Senior opposition officials met with party president Sam Rainsy in Manila yesterday, even as the Phnom Penh Municipal Court issued a fresh summons to the embattled opposition leader calling him for questioning in apparent connection with the case of jailed Sam Rainsy Party Senator Hong Sok Hour.
Cambodia National Rescue Party spokesman Ou Chanrith said yesterday that the top officials had left for Manila last night and had “decided on a few points” regarding the ongoing legal drama in Cambodia that has seen a warrant issued for Rainsy’s arrest over a years-old defamation case brought by Foreign Minister Hor Namhong.
“One [point] is what the MPs will do while this issue is still very hot, very tense,” Chanrith said, adding that the party would meet on Monday to discuss the situation, while declining to comment in greater detail on the outcome of yesterday’s meeting.
The Manila conference came just as investigating judge Keo Vandy issued a summons ordering Rainsy to appear for questioning at the Phnom Penh Municipal Court on December 4.
“Sam Rainsy, the president of the CNRP, is accused as an accomplice in the act of faking public documents, using fake public documents and incitement of serious turmoil to social security, committed in Phnom Penh on 12 and 13 August 2015 under articles 29, 629, 630 and 495 of the criminal code,” the summons reads, adding that if he fails to appear, another warrant will be issued for his arrest.
The charges are almost identical to those faced by opposition Senator Hong Sok Hour, who was taken into custody on August 15 after Prime Minister Hun Sen called for his “urgent” arrest for posting a “fake” portion of a 1979 Cambodia-Vietnam border treaty on Rainsy’s Facebook page.
Chanrith said the party would meet today to discuss the summons.
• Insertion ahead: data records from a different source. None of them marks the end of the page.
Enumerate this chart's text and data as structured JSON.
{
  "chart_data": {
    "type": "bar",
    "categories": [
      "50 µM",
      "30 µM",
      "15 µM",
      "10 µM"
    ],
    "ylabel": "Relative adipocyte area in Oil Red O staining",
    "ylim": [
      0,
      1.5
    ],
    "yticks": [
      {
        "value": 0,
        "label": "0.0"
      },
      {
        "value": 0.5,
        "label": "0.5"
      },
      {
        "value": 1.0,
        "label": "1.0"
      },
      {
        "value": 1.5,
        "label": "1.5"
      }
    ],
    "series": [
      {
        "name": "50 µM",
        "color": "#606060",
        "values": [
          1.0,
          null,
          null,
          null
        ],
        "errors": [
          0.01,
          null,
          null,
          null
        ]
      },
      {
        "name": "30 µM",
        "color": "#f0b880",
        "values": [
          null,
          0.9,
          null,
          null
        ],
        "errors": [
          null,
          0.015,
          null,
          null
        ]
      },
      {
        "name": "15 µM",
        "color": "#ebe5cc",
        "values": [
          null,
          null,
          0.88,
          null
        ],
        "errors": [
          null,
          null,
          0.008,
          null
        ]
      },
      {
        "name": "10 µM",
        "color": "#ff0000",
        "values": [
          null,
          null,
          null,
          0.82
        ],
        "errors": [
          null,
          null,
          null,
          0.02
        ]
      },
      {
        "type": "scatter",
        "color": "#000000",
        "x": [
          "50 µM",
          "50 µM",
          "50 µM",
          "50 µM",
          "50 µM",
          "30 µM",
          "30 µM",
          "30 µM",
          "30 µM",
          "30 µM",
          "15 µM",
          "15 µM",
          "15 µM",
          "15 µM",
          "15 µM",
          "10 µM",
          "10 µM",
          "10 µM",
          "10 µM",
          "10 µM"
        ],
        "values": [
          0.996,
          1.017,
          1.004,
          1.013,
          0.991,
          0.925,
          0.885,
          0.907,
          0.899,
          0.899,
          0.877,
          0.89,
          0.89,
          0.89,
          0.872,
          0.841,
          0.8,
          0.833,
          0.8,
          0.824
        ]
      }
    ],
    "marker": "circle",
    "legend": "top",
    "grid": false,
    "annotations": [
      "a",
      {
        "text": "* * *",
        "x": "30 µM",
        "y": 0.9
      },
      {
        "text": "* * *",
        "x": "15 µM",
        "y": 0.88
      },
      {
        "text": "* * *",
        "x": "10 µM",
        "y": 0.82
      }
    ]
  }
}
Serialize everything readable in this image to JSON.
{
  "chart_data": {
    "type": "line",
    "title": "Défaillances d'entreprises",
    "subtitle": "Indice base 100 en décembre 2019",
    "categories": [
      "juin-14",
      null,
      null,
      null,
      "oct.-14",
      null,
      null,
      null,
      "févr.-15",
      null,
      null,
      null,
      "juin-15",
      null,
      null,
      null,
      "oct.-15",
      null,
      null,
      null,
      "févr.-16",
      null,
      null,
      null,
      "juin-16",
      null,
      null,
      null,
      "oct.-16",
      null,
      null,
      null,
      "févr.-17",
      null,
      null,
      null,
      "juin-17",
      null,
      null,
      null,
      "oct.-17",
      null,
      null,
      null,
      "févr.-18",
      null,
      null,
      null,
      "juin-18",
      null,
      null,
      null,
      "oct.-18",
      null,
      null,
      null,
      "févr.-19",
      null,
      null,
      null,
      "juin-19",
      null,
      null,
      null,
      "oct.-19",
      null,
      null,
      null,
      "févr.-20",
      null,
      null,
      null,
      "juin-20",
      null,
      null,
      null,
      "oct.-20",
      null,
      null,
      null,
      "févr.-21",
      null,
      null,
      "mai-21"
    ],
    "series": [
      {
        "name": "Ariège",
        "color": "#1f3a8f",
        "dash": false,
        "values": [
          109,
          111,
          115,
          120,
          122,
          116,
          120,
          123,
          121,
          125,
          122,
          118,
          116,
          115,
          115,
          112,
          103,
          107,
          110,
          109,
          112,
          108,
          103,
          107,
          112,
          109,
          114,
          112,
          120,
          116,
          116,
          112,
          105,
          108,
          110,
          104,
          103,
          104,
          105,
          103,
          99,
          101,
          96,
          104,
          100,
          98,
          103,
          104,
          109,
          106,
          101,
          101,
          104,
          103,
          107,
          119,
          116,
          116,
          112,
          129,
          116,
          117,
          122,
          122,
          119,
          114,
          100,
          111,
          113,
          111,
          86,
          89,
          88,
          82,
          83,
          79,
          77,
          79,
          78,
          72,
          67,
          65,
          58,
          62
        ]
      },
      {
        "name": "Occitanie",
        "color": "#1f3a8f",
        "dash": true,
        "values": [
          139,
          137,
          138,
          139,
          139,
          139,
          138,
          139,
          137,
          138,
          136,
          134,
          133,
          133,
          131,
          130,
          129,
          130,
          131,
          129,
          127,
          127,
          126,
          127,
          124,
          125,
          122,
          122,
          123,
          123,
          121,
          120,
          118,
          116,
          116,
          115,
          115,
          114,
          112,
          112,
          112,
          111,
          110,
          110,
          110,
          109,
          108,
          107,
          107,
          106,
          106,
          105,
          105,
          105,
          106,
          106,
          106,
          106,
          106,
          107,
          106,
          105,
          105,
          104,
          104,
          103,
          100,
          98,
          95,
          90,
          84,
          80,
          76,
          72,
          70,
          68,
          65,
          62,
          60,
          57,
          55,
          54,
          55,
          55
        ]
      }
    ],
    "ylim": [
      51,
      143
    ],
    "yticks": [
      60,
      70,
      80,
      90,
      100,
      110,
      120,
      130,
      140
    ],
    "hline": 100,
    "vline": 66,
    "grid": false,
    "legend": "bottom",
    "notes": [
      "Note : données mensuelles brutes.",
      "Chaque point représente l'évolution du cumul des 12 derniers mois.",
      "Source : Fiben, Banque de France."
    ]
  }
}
Rainsy’s Facebook page, he added, wasn’t exclusively administrated by the party leader himself, and Sok Hour may have had the ability to post on it through the page’s administrators.
An influential, albeit unofficial, mediator had suggested that Rainsy could return and avoid jail time by issuing an apology to Namhong, who he suggested had marked others for death while detained at the Boeung Trabek prison under the Khmer Rouge regime.
Far from apologising, however, Rainsy again reiterated the accusation on his Facebook page on Thursday, saying Namhong should “apologise to the souls and the families of the victims” he allegedly “denounced”.
Government spokesman Phay Siphan insisted yesterday that there were no official negotiations to quash Rainsy’s case, nor could there be until he had served two thirds of his two-year sentence and was thus eligible for a pardon.